As we have seen, there seem to be some analogies between the concepts of karma and archetype. On the one hand, karma has been defined as the totality of causes and effects which we put into existence in the past and which have a deep influence on our present actions; on the other hand, according to Jung, the collective unconscious, formed by the archetypes, is innate and inherited. The parallel emerges even more clearly from the following two quotations made by Mark Greene:

"In later editions of On the Psychology of the Unconscious", Green writes, "he (Jung) placed a footnote at the end of a description of the collective unconscious where he describes it as containing the '...legacy of ancestral life, the mythological images: these are the archetypes...' and calls it 'a deliberate extension of the archetype by means of the karmic factor...(which is) essential to deeper understanding of the nature of an archetype' (CW, Vol. 7, p. 118n)."

"Elsewhere Jung states that 'we may cautiously accept the idea of karma only if we understand it a psychic heredity in the very widest sense of the word. Psychic heredity does exist--that is to say, there is inheritance of psychic characteristics such as predisposition to disease, traits of character, special gifts, and so forth' (CW Vol. 11, p. 845)."
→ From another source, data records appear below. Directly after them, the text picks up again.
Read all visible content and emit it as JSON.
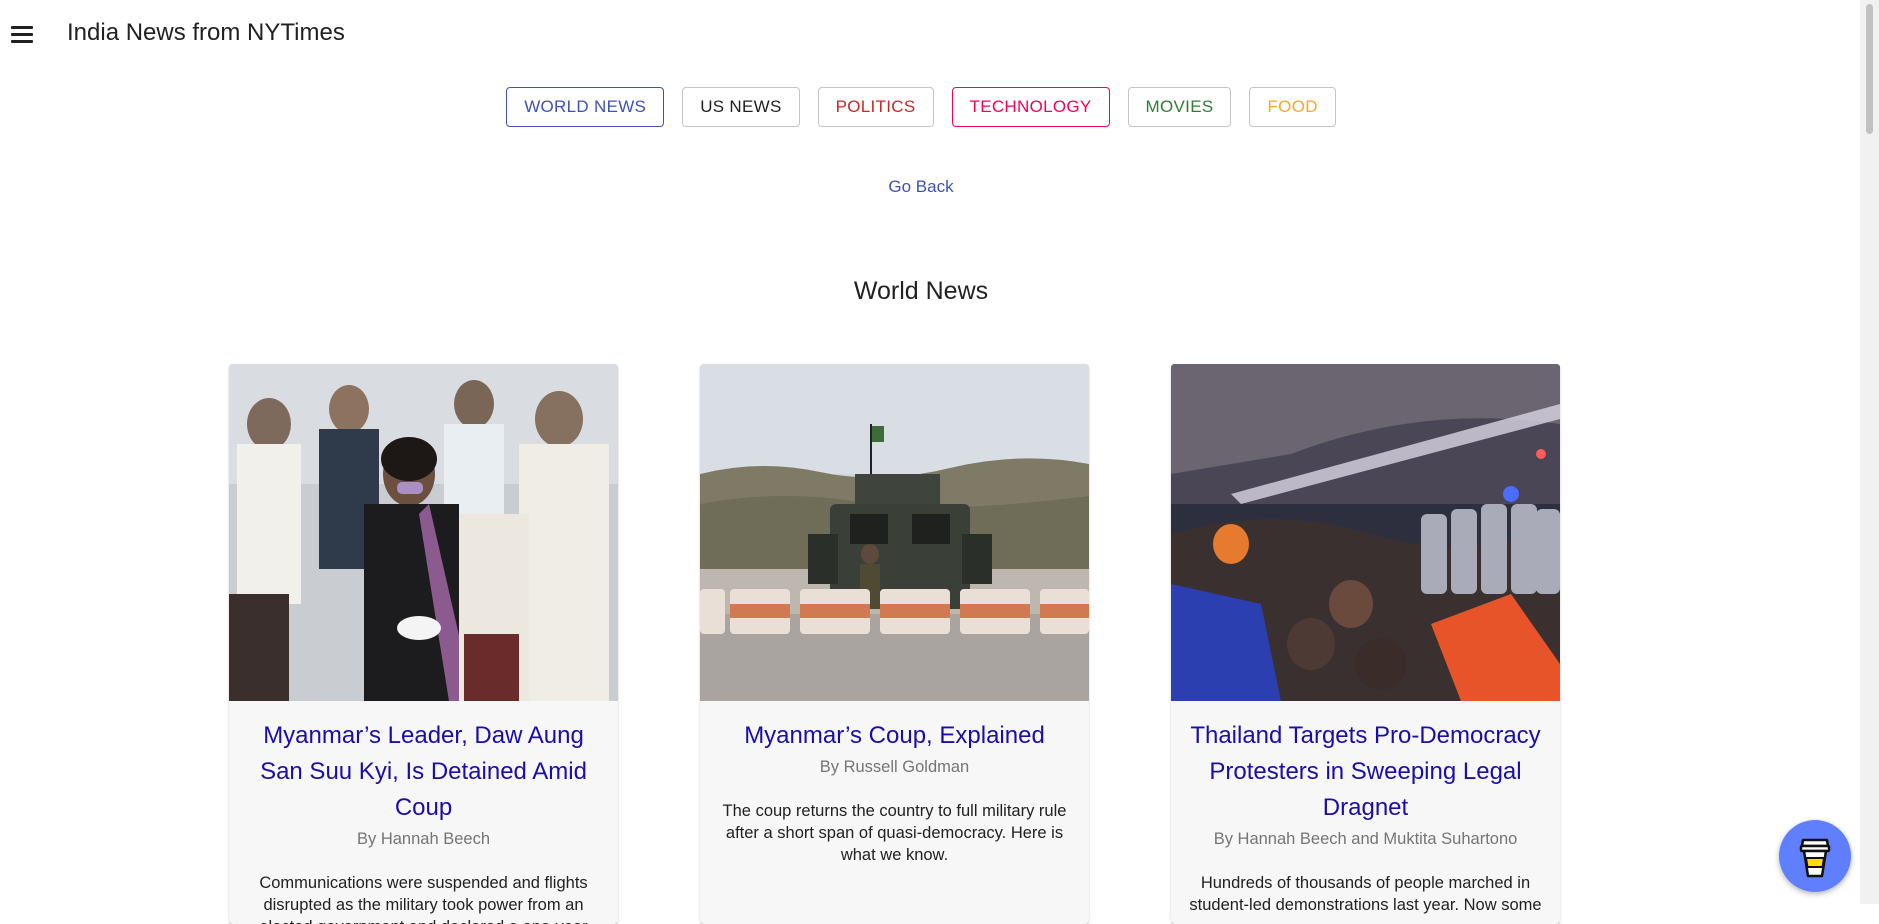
{
  "app": {
    "title": "India News from NYTimes"
  },
  "categories": [
    {
      "label": "WORLD NEWS",
      "color": "#3f51b5",
      "border": "#3f51b5"
    },
    {
      "label": "US NEWS",
      "color": "#212121",
      "border": "rgba(0,0,0,0.23)"
    },
    {
      "label": "POLITICS",
      "color": "#c62828",
      "border": "rgba(0,0,0,0.23)"
    },
    {
      "label": "TECHNOLOGY",
      "color": "#f50057",
      "border": "#f50057"
    },
    {
      "label": "MOVIES",
      "color": "#2e7d32",
      "border": "rgba(0,0,0,0.23)"
    },
    {
      "label": "FOOD",
      "color": "#f9a825",
      "border": "rgba(0,0,0,0.23)"
    }
  ],
  "nav": {
    "go_back": "Go Back"
  },
  "section": {
    "title": "World News"
  },
  "articles": [
    {
      "title": "Myanmar’s Leader, Daw Aung San Suu Kyi, Is Detained Amid Coup",
      "byline": "By Hannah Beech",
      "abstract": "Communications were suspended and flights disrupted as the military took power from an elected government and declared a one-year"
    },
    {
      "title": "Myanmar’s Coup, Explained",
      "byline": "By Russell Goldman",
      "abstract": "The coup returns the country to full military rule after a short span of quasi-democracy. Here is what we know."
    },
    {
      "title": "Thailand Targets Pro-Democracy Protesters in Sweeping Legal Dragnet",
      "byline": "By Hannah Beech and Muktita Suhartono",
      "abstract": "Hundreds of thousands of people marched in student-led demonstrations last year. Now some"
    }
  ],
  "theme": {
    "link_color": "#1a0dab",
    "accent": "#3f51b5",
    "fab_color": "#5f7fff"
  },
  "icons": {
    "menu": "hamburger-menu-icon",
    "fab": "coffee-cup-icon"
  }
}
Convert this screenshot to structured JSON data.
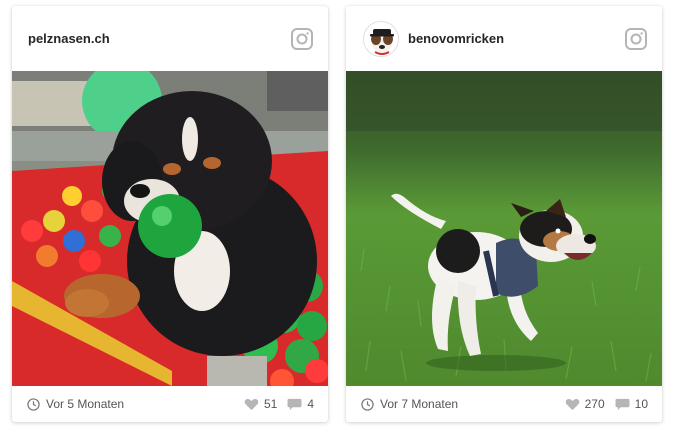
{
  "posts": [
    {
      "username": "pelznasen.ch",
      "time": "Vor 5 Monaten",
      "likes": "51",
      "comments": "4",
      "photo_icon": "puppy-photo"
    },
    {
      "username": "benovomricken",
      "time": "Vor 7 Monaten",
      "likes": "270",
      "comments": "10",
      "photo_icon": "jack-russell-photo"
    }
  ],
  "colors": {
    "icon_gray": "#b5b5b5",
    "text": "#262626",
    "grass": "#4f8a2e"
  }
}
However later in his paper Green states: "Jung continued to refute the notion of a personal karma since 'the main bulk of life is brought into existence out of sources that are hidden to us. Even complexes can start a century or more before a man is born. There is something like karma' (Letters, p. 436)." Green further states:

"Only later in his life did he begin to accept the possibility of a personal karma, more specific in its implications to a person's destiny than the collective attributes he had always assigned to it in helping him see corroboration of his theory of the collective unconscious in other religions. Jung connects the collective unconscious, ancestral memories and as yet unfilled out archetypal images with a sort of collective karma."

According to Richard Causton and Riccardo Venturini the collective unconscious can be compared with the eighth level of consciousness, which contains the experiences of the past and is considered the "store of karma". Ikeda however [at least in ] does not, when he mentions Jung on the same subject, draw the same parallel. I therefore wonder if it might not also be possible to compare the collective unconscious with the ninth level of consciousness. I think that the parallel emerges from itself when we simply compare the description of the two concepts. On the one hand, the ninth level of consciousness can be considered the deepest level of unconsciousness, the expression of the vital force of the Universe. On the other hand, the collective unconscious can be considered:
1) at its ultraviolet pole, i.e. at its deepest, archetypical level, a formal ordering structure situated outside of time and
2) in its whole extension, the expression of the unus mundus, the mysterious unity of spirit and matter, the secret essence of life.